Clergy Housing Allowance Upheld


Clergy Housing Allowance Upheld

      Section 107(2) of the Internal Revenue Code provides, inter alia, that housing allowances provided to members of the clergy (sometimes referred to as the “Parsons Exemption”) are exempt from income taxation. In recent years there have been a number of challenges to this exemption, asserting that it constitutes an unconstitutional endorsement of religion. In this most recent decision, the Seventh Circuit Court of Appeals held that the Parsons Exemption is constitutional. Gaylor v. Minuchin, No. S. 18-1277 and 18-1280 (6th Cir. March 15, 2019).
       In this case, the Freedom From Religion Foundation brought suit claiming that section 107(2) of the Internal Revenue Code violates the Establishment Clause. The District Court agreed. In this appeal, the Seventh Circuit Court of Appeals phrased the question as:
We must decide whether excluding housing allowances from ministers’ taxable income is a law “respecting an establishment of religion” in violation of the First Amendment.

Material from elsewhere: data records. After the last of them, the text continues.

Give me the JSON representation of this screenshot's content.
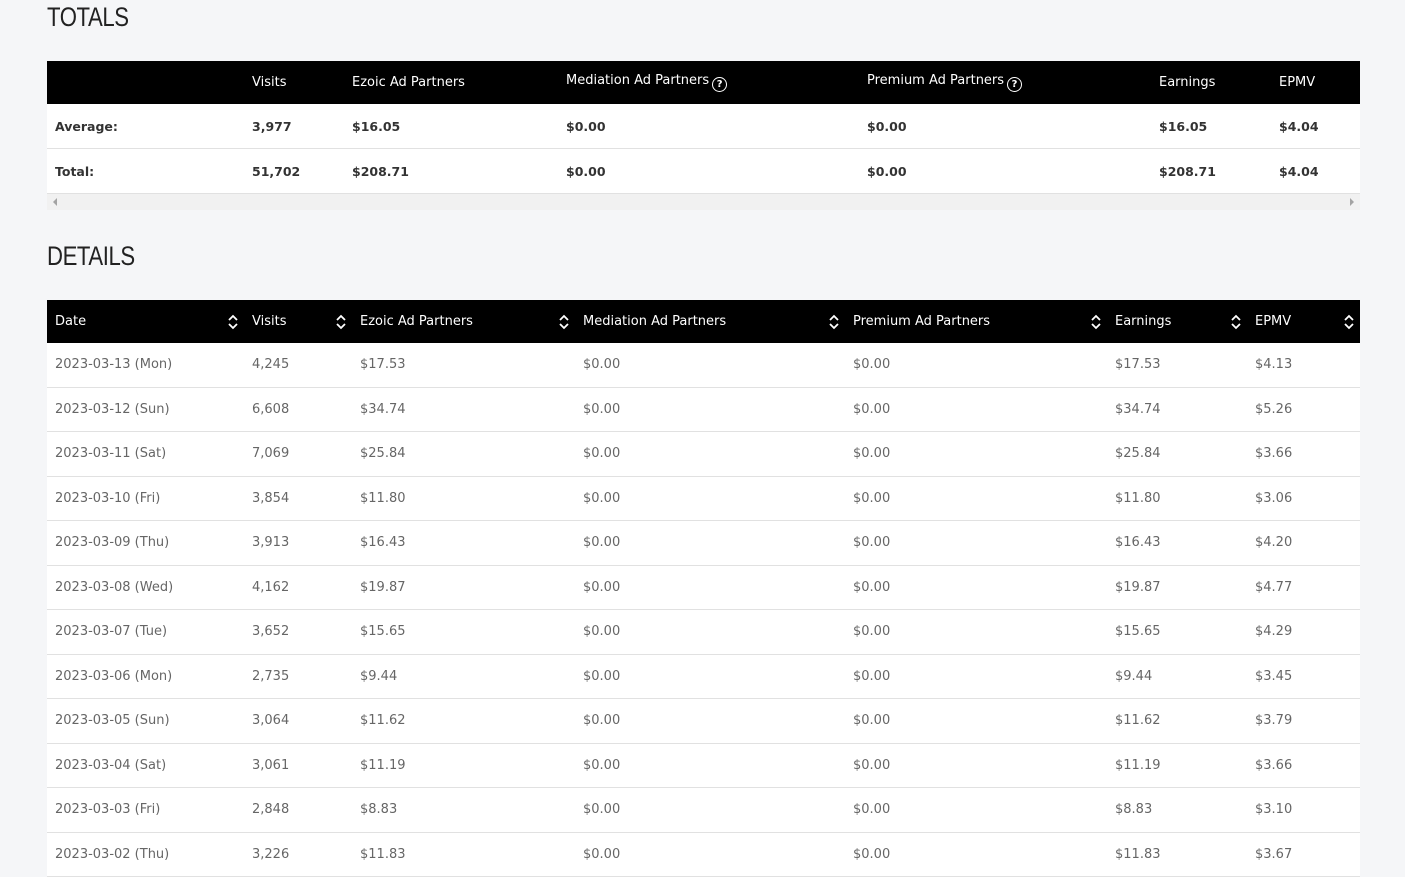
{
  "totals": {
    "title": "TOTALS",
    "columns": [
      "",
      "Visits",
      "Ezoic Ad Partners",
      "Mediation Ad Partners",
      "Premium Ad Partners",
      "Earnings",
      "EPMV"
    ],
    "help_columns": [
      3,
      4
    ],
    "rows": [
      [
        "Average:",
        "3,977",
        "$16.05",
        "$0.00",
        "$0.00",
        "$16.05",
        "$4.04"
      ],
      [
        "Total:",
        "51,702",
        "$208.71",
        "$0.00",
        "$0.00",
        "$208.71",
        "$4.04"
      ]
    ]
  },
  "details": {
    "title": "DETAILS",
    "columns": [
      "Date",
      "Visits",
      "Ezoic Ad Partners",
      "Mediation Ad Partners",
      "Premium Ad Partners",
      "Earnings",
      "EPMV"
    ],
    "rows": [
      [
        "2023-03-13 (Mon)",
        "4,245",
        "$17.53",
        "$0.00",
        "$0.00",
        "$17.53",
        "$4.13"
      ],
      [
        "2023-03-12 (Sun)",
        "6,608",
        "$34.74",
        "$0.00",
        "$0.00",
        "$34.74",
        "$5.26"
      ],
      [
        "2023-03-11 (Sat)",
        "7,069",
        "$25.84",
        "$0.00",
        "$0.00",
        "$25.84",
        "$3.66"
      ],
      [
        "2023-03-10 (Fri)",
        "3,854",
        "$11.80",
        "$0.00",
        "$0.00",
        "$11.80",
        "$3.06"
      ],
      [
        "2023-03-09 (Thu)",
        "3,913",
        "$16.43",
        "$0.00",
        "$0.00",
        "$16.43",
        "$4.20"
      ],
      [
        "2023-03-08 (Wed)",
        "4,162",
        "$19.87",
        "$0.00",
        "$0.00",
        "$19.87",
        "$4.77"
      ],
      [
        "2023-03-07 (Tue)",
        "3,652",
        "$15.65",
        "$0.00",
        "$0.00",
        "$15.65",
        "$4.29"
      ],
      [
        "2023-03-06 (Mon)",
        "2,735",
        "$9.44",
        "$0.00",
        "$0.00",
        "$9.44",
        "$3.45"
      ],
      [
        "2023-03-05 (Sun)",
        "3,064",
        "$11.62",
        "$0.00",
        "$0.00",
        "$11.62",
        "$3.79"
      ],
      [
        "2023-03-04 (Sat)",
        "3,061",
        "$11.19",
        "$0.00",
        "$0.00",
        "$11.19",
        "$3.66"
      ],
      [
        "2023-03-03 (Fri)",
        "2,848",
        "$8.83",
        "$0.00",
        "$0.00",
        "$8.83",
        "$3.10"
      ],
      [
        "2023-03-02 (Thu)",
        "3,226",
        "$11.83",
        "$0.00",
        "$0.00",
        "$11.83",
        "$3.67"
      ]
    ]
  },
  "icons": {
    "help": "question-circle-icon",
    "sort": "sort-up-down-icon",
    "scroll_left": "caret-left-icon",
    "scroll_right": "caret-right-icon"
  },
  "colors": {
    "header_bg": "#000000",
    "header_text": "#ffffff",
    "page_bg": "#f5f6f8",
    "row_bg": "#ffffff"
  }
}
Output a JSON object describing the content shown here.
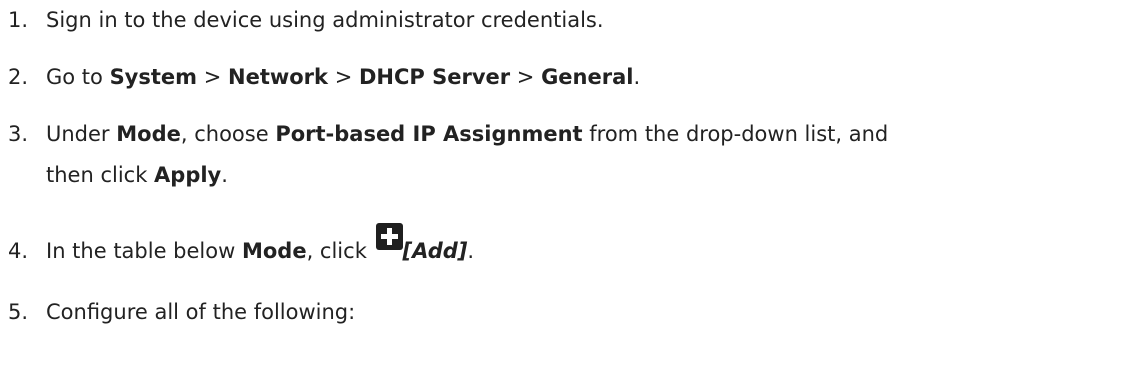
{
  "steps": [
    {
      "number": "1.",
      "text": "Sign in to the device using administrator credentials."
    },
    {
      "number": "2.",
      "prefix": "Go to ",
      "path": [
        "System",
        "Network",
        "DHCP Server",
        "General"
      ],
      "separator": " > ",
      "suffix": "."
    },
    {
      "number": "3.",
      "t1": "Under ",
      "b1": "Mode",
      "t2": ", choose ",
      "b2": "Port-based IP Assignment",
      "t3": " from the drop-down list, and",
      "t4": "then click ",
      "b3": "Apply",
      "t5": "."
    },
    {
      "number": "4.",
      "t1": "In the table below ",
      "b1": "Mode",
      "t2": ", click ",
      "add_label": "[Add]",
      "t3": "."
    },
    {
      "number": "5.",
      "text": "Configure all of the following:"
    }
  ],
  "icons": {
    "add": "plus-icon"
  },
  "colors": {
    "text": "#222222",
    "icon_bg": "#1f1f1f"
  }
}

      Generally speaking, housing provided to employees for the employer’s convenience, examples being sailors aboard ship, workers in camps, and hospital employees, does not give rise to taxable income. In reaction to a 1921 decision of the Treasury Department that would tax ministers on the fair rental value of the parsonages, Congress quickly reverses that decision. Under the current statute, both the fair rental value of provided housing or payments made towards housing are, with respect to a minister, exempt from classification as income.
      The Seventh Circuit considered this exemption in the context of the broader exemptions from income classification, particularly those that likewise relate to housing provided for the convenience of the employer. In addition, the blanket exemption of parsonage, whether in-kind or in cash, prevents inappropriate IRS investigation into religious beliefs. “The categorical nature of §107(2) also avoid excessive entanglement by providing ministers and their churches certainty as to whether there housing allowances will be exempt from tax.” Slip op. at 20.